A lot went up on Tenderly, such as a recipe for patatas bravas and an interview with Raechel Ann Jolie about the vegan elements of her memoir Rust Belt Femme.
You can also watch my chat with Feminist Food Club from last Tuesday now via their website.
I’m reminded, as if the above didn’t make it clear, that my brain opens up when I’m reading good writing and starts to atrophy when I get too mired in the food world. I reread Females, because I wanted to remember its perfect structure, the way such a short text with big ideas unfolds with exquisite pacing; I opened up The Gentrification of the Mind to remember that part about Kathy Acker and got stuck in it, because it’s so fucking good; I want to reread Patti Smith’s Year of the Monkey and Devotion because I’ve started working on something a bit… mystical, for lack of a better word, about my own life. I received my copy of Claire Comstock-Gay’s Madame Clairvoyant’s Guide to the Stars and was flattered to find out that Scorpio is indeed the punk of the zodiac.
Online, I can’t recommend the perspective of Aleksandar Hemon more on the current problem that is the United States, and my personal favorite Substack newsletter, Book Post, which features occasional reviews by one of my other favorite writers, Àlvaro Enrigue, like this one about the Uruguayan leftist Juan Carlos Onetti.
You can make mushroom bourguignon without a lot of the ingredients and it’s still good, it turns out. I especially like it cooked fully covered and longer than this recipe suggests, then plopped on toast crisped in the cast-iron with a bit of olive oil. For Friday dinner, though, we put it on whole roasted eggplants. Why don’t I roast whole eggplants more? Oh, but I stumbled upon a way to make eggplant good really quickly: slice it super thin; salt it and let it sit a bit, oozing some of its water (I never skip doing this because otherwise eggplant can come out bitter); and meanwhile, get some oil hot in a pan, season it with smoked paprika, and once it’s really going, put in the eggplant slices. They’ll brown up quick into a perfect sandwich filling without all the work and time of making eggplant bacon. They’ll just be, indeed, fried slices of smoky eggplant.
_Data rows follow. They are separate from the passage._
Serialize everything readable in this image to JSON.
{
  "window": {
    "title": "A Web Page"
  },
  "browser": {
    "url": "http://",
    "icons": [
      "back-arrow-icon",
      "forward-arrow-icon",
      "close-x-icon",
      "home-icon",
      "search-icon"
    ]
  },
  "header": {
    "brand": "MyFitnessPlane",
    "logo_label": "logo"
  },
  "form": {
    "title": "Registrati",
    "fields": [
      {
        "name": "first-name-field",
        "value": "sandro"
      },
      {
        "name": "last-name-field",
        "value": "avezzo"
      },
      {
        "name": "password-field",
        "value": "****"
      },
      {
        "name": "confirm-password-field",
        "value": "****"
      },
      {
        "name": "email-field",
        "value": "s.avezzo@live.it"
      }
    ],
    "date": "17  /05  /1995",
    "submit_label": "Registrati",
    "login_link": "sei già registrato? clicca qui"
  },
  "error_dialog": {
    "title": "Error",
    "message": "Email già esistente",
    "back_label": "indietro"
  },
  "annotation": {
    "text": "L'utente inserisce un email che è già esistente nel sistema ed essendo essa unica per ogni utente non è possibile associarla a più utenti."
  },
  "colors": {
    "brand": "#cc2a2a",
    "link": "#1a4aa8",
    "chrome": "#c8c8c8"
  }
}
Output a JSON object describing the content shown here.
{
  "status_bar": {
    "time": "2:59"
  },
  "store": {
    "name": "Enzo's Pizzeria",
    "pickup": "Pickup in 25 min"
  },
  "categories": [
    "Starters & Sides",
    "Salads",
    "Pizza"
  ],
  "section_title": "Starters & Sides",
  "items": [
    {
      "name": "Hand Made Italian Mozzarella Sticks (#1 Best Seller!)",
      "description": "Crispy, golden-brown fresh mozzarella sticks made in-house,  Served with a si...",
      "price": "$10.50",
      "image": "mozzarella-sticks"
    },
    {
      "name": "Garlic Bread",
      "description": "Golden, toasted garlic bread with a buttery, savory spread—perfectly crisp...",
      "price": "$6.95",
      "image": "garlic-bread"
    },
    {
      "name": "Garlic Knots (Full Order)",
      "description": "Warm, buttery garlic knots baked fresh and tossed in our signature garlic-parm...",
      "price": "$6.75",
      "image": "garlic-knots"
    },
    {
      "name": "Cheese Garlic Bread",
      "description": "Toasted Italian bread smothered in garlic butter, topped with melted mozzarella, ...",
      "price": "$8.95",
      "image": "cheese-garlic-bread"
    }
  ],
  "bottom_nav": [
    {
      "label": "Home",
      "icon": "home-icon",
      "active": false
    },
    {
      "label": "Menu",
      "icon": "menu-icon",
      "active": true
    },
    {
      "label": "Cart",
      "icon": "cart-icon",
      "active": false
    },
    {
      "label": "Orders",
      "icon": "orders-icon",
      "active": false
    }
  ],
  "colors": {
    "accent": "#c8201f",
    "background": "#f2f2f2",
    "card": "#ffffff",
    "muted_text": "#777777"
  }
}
A new section! I have been obsessively eating the jam from V Smiley Preserves (full disclosure: they sent it to me, but it was the rare instance when someone properly targeted me). They’re all honey-based, yes, but capture really wonderful seasonal flavors in combinations like Lavender Blackberry Rhubarb and Pear Quince Ginger Orange.
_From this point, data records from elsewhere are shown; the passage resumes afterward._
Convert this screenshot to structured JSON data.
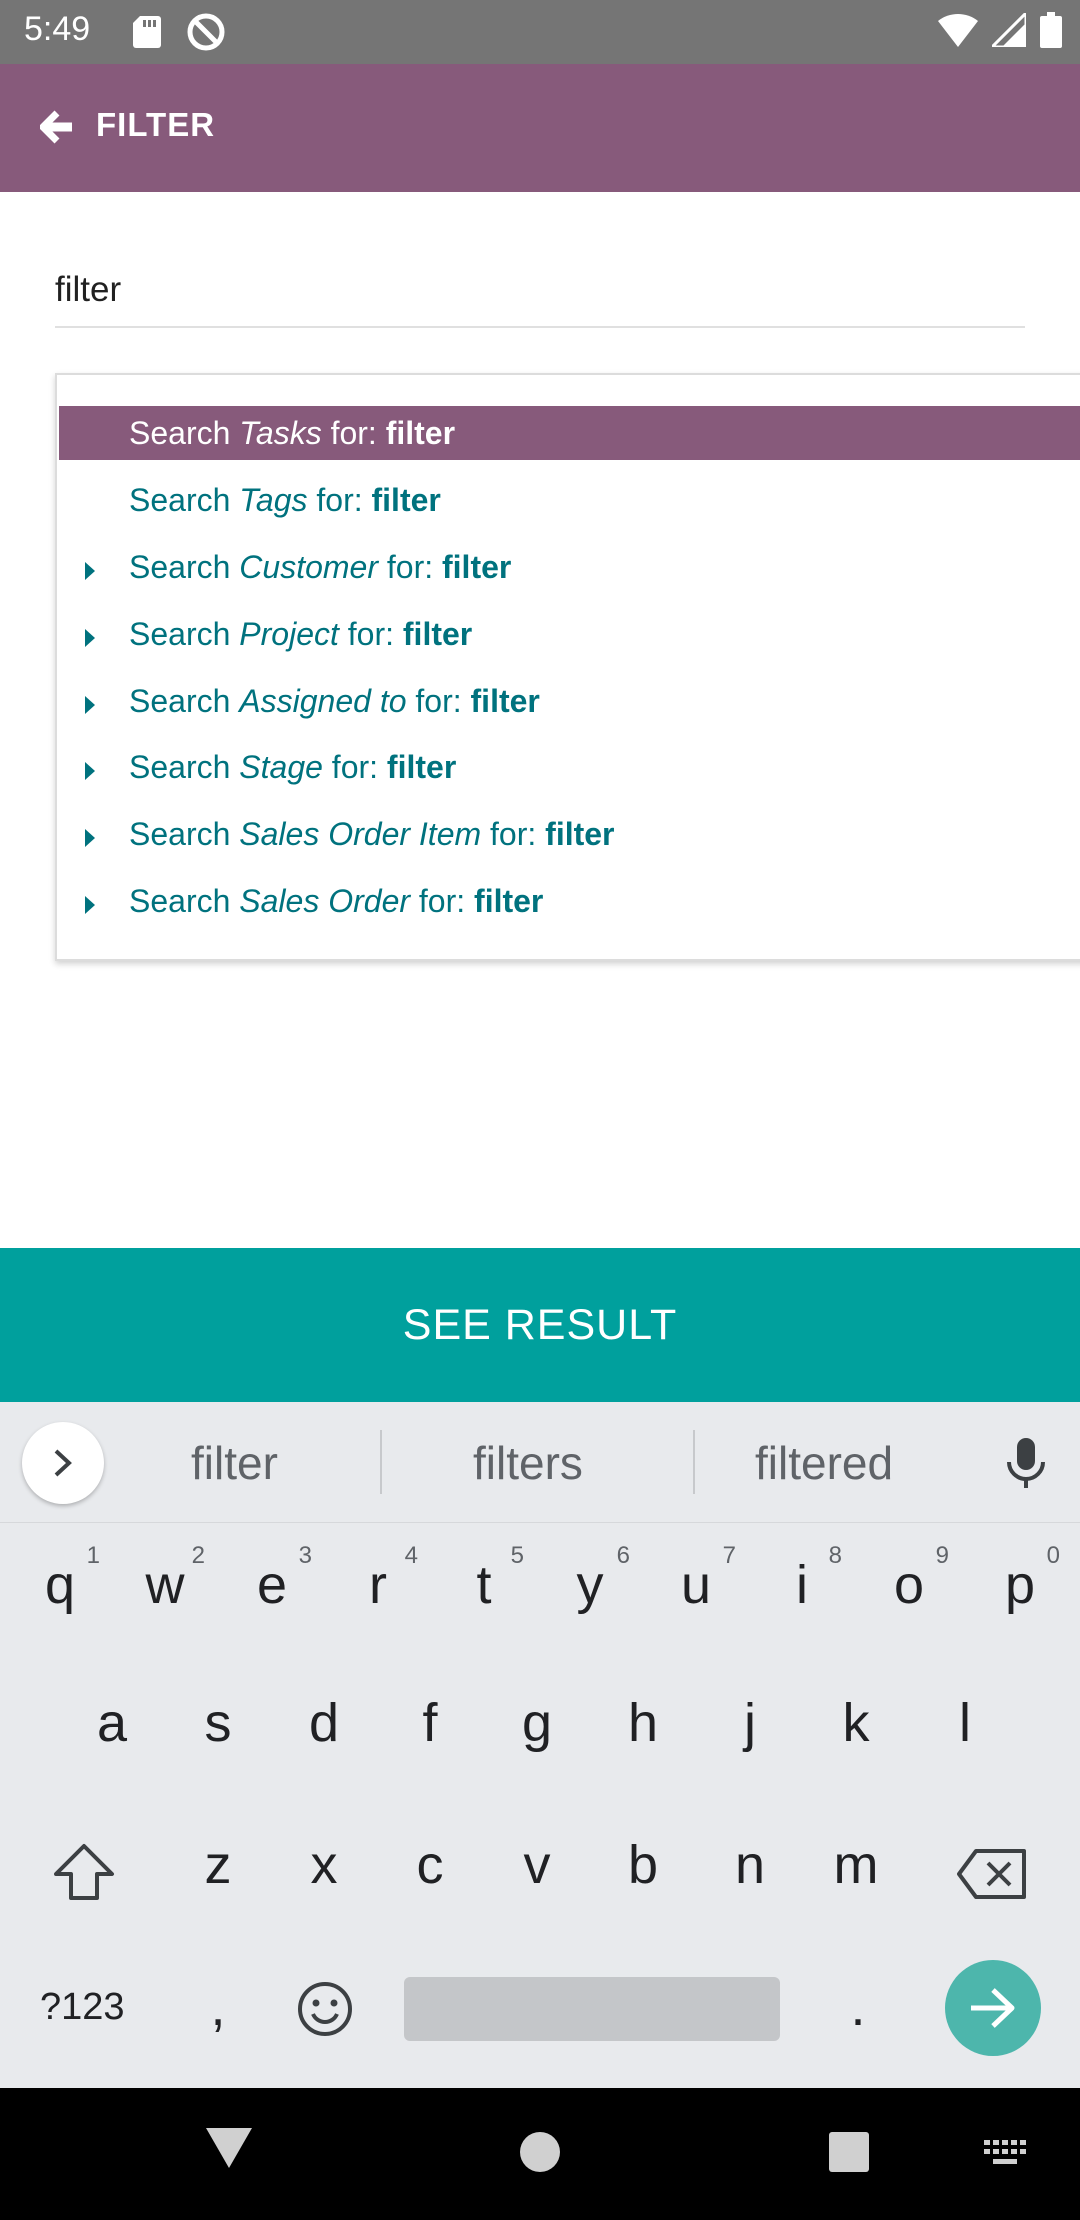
{
  "status_bar": {
    "time": "5:49"
  },
  "app_bar": {
    "title": "FILTER"
  },
  "search": {
    "value": "filter"
  },
  "dropdown": {
    "items": [
      {
        "prefix": "Search ",
        "field": "Tasks",
        "mid": " for: ",
        "query": "filter",
        "active": true,
        "expandable": false
      },
      {
        "prefix": "Search ",
        "field": "Tags",
        "mid": " for: ",
        "query": "filter",
        "active": false,
        "expandable": false
      },
      {
        "prefix": "Search ",
        "field": "Customer",
        "mid": " for: ",
        "query": "filter",
        "active": false,
        "expandable": true
      },
      {
        "prefix": "Search ",
        "field": "Project",
        "mid": " for: ",
        "query": "filter",
        "active": false,
        "expandable": true
      },
      {
        "prefix": "Search ",
        "field": "Assigned to",
        "mid": " for: ",
        "query": "filter",
        "active": false,
        "expandable": true
      },
      {
        "prefix": "Search ",
        "field": "Stage",
        "mid": " for: ",
        "query": "filter",
        "active": false,
        "expandable": true
      },
      {
        "prefix": "Search ",
        "field": "Sales Order Item",
        "mid": " for: ",
        "query": "filter",
        "active": false,
        "expandable": true
      },
      {
        "prefix": "Search ",
        "field": "Sales Order",
        "mid": " for: ",
        "query": "filter",
        "active": false,
        "expandable": true
      }
    ]
  },
  "see_result": {
    "label": "SEE RESULT"
  },
  "keyboard": {
    "suggestions": [
      "filter",
      "filters",
      "filtered"
    ],
    "row1": [
      {
        "k": "q",
        "n": "1"
      },
      {
        "k": "w",
        "n": "2"
      },
      {
        "k": "e",
        "n": "3"
      },
      {
        "k": "r",
        "n": "4"
      },
      {
        "k": "t",
        "n": "5"
      },
      {
        "k": "y",
        "n": "6"
      },
      {
        "k": "u",
        "n": "7"
      },
      {
        "k": "i",
        "n": "8"
      },
      {
        "k": "o",
        "n": "9"
      },
      {
        "k": "p",
        "n": "0"
      }
    ],
    "row2": [
      "a",
      "s",
      "d",
      "f",
      "g",
      "h",
      "j",
      "k",
      "l"
    ],
    "row3": [
      "z",
      "x",
      "c",
      "v",
      "b",
      "n",
      "m"
    ],
    "symbols_label": "?123",
    "comma": ",",
    "period": "."
  },
  "colors": {
    "app_bar": "#875a7b",
    "accent": "#00a09d",
    "link_teal": "#00727e"
  }
}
I asked people on Instagram to recommend their favorite jams after seeing my friend Keia Mastrianni post Brins Jam, a go-to of mine made back in Brooklyn. Their Banana and Cherry Chai jams are so good. The writer Scott Hocker recommends June Taylor’s jams out of Berkeley, where the maker endeavors to use up the whole fruit. Ren Moreau, also a writers, suggests Nervous Nellie’s Jams and Jellies our of northern Maine; the eccentric shop apparently makes Deer Isle a worthwhile visit in better times.